Fertilizer markets are currently facing renewed volatility, with anhydrous ammonia prices drawing close attention from the agricultural sector. While recent geopolitical tensions are a significant factor, market analysts point out that the upward trend in prices began earlier. Gary Schnitkey, a University of Illinois Agricultural Economist, provided context on the recent price movements.
‘Nitrogen prices or anhydrous ammonia were edging up before the conflict, so we saw those rising, and we still don’t, fortunately, have those at the $1,200 level like the previous conflict. And by the way, the previous conflict, we were seeing nitrogen prices rise because of Hurricane Ida, well before the Ukraine-Russia event happened.”

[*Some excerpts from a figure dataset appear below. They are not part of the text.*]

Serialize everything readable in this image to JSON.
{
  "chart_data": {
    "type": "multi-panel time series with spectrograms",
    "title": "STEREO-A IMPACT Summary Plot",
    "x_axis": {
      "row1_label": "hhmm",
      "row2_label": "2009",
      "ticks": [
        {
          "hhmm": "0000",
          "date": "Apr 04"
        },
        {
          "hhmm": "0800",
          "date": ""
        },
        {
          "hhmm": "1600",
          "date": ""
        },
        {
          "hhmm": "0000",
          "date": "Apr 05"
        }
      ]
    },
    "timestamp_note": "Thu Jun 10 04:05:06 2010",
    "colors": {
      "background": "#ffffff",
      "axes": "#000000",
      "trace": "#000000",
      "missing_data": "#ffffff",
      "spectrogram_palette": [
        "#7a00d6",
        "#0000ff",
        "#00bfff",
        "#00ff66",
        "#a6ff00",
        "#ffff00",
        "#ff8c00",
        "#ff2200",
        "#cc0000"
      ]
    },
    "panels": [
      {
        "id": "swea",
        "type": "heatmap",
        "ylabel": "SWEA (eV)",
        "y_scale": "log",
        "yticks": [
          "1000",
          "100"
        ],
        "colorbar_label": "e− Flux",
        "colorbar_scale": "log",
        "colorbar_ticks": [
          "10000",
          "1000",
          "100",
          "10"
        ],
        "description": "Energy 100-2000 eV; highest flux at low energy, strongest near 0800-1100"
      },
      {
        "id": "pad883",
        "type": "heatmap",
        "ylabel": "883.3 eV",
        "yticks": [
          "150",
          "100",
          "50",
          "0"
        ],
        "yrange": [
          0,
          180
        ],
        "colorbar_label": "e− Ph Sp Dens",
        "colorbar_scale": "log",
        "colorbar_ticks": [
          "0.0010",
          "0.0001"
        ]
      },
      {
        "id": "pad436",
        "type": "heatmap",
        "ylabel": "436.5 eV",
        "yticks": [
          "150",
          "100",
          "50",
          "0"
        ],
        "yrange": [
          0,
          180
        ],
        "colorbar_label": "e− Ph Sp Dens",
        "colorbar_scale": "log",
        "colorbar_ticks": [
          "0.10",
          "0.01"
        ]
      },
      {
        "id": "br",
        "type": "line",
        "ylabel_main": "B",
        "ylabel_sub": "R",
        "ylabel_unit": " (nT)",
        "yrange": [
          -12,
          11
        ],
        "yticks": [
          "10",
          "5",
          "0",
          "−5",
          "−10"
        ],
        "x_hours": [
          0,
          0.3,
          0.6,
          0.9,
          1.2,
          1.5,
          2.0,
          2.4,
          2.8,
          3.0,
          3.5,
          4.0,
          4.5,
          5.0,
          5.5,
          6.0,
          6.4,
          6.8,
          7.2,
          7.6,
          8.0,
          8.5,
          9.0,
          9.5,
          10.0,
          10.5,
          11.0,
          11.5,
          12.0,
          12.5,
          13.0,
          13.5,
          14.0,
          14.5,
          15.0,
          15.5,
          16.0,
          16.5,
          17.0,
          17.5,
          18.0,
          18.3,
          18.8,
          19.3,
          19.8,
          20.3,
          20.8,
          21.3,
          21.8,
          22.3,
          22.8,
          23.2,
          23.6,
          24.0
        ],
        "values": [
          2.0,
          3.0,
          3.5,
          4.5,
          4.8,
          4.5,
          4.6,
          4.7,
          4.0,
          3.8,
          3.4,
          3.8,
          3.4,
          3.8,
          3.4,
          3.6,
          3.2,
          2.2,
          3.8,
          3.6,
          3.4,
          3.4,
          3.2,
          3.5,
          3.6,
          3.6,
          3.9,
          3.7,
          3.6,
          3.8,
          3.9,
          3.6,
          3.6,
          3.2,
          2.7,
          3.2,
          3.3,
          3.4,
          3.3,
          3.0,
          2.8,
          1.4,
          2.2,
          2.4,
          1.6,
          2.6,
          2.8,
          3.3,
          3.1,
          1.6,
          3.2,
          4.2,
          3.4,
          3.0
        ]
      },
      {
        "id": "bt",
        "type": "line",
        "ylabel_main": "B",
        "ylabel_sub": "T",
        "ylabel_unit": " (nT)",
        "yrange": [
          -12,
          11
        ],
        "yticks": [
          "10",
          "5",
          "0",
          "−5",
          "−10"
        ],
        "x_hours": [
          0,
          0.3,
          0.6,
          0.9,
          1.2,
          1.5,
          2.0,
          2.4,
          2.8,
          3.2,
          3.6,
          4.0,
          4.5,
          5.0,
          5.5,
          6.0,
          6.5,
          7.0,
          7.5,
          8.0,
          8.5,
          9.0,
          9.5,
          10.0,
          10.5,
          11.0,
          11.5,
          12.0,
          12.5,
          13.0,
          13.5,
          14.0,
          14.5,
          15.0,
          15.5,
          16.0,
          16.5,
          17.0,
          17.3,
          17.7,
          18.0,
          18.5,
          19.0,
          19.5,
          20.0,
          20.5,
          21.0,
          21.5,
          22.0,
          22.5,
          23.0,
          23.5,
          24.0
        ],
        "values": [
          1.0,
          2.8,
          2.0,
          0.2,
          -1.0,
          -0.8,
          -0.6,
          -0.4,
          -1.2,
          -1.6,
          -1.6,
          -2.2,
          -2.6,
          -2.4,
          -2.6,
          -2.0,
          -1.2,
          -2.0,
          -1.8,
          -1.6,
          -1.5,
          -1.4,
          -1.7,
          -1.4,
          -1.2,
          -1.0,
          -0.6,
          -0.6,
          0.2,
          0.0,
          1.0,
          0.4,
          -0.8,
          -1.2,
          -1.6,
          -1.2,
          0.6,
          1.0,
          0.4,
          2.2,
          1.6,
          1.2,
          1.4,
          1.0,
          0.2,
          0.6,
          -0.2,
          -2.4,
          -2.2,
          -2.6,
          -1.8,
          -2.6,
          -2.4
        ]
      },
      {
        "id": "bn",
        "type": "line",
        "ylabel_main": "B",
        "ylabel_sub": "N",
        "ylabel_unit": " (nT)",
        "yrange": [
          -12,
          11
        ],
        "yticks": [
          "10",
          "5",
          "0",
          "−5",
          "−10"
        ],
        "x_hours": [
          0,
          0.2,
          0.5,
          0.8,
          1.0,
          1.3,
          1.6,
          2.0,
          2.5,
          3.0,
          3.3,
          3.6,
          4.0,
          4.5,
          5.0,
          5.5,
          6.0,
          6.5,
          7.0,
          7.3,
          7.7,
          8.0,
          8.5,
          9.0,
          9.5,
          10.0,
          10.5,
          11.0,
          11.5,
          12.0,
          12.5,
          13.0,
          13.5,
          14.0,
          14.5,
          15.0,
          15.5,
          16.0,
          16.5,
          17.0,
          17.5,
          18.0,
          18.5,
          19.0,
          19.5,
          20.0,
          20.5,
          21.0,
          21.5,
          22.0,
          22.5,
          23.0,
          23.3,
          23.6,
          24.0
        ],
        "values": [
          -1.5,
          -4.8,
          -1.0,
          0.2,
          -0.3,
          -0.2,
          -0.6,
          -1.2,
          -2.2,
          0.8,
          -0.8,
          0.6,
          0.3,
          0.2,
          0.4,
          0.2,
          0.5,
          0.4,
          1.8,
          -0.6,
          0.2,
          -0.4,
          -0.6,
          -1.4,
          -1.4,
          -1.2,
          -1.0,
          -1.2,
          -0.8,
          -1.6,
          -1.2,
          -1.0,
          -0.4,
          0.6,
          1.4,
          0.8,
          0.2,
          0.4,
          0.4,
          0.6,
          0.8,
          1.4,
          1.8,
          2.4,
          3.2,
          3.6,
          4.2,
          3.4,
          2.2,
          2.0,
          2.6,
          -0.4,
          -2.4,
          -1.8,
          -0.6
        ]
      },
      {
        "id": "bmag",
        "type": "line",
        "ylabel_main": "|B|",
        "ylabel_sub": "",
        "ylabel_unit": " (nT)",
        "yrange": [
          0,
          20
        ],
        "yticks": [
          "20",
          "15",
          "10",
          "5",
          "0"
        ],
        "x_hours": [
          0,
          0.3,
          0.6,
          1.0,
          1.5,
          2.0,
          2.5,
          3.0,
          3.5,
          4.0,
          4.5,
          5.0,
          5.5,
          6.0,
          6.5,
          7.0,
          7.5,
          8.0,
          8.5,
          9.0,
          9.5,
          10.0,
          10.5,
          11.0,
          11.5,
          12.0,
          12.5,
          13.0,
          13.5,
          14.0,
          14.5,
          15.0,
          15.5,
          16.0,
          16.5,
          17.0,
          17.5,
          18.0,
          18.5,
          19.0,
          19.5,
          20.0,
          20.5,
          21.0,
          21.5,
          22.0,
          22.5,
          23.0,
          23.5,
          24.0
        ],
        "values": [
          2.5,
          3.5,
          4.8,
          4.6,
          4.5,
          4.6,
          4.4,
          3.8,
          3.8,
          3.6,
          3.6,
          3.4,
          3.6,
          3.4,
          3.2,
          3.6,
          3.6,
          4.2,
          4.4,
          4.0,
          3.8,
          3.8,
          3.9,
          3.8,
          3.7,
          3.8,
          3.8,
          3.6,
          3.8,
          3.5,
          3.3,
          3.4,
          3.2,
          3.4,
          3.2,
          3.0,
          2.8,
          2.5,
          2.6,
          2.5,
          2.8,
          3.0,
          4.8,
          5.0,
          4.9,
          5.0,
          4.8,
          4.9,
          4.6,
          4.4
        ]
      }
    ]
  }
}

Forecasts suggest farmers should prepare for continued high input costs. Depending on how global events unfold, premium pricing may persist through the year. Economist Nick Paulson outlines the projections for anhydrous ammonia prices this fall. The farmdoc team in using $860 a ton.
“And that $860 number forecast that you see there, I think we talked about that in the article. I don’t want to say that’s a best-case scenario, but I think there’s even a pretty good chance that we’d see premiums above that, given what we saw in the two years following that Russia-Ukraine crisis. We did see some premiums above what you would maybe expect, given where corn and natural gas prices were, which is what this model uses to forecast.”
Paulson is referencing a model created by his colleague at the University of Illinois, Gary Schnitkey. It predicts anhydrous ammonia pricing. Today, the model projects that fall fertilizer costs complicate what is already a difficult farm economy. Schnitkey notes that sustained high nitrogen prices will heavily impact crop profitability this fall and going into the 2027 growing season.
“That’s going to make a difficult decision environment because many farmers often price their ingredients then, and we’ll see where prices are at that point in time. But, you know, a continuation of current prices would make the economics of growing corn in particular a bit more difficult.”
Market conditions remain a primary focus as producers prepare to navigate fertilizer purchases for this spring and next fall.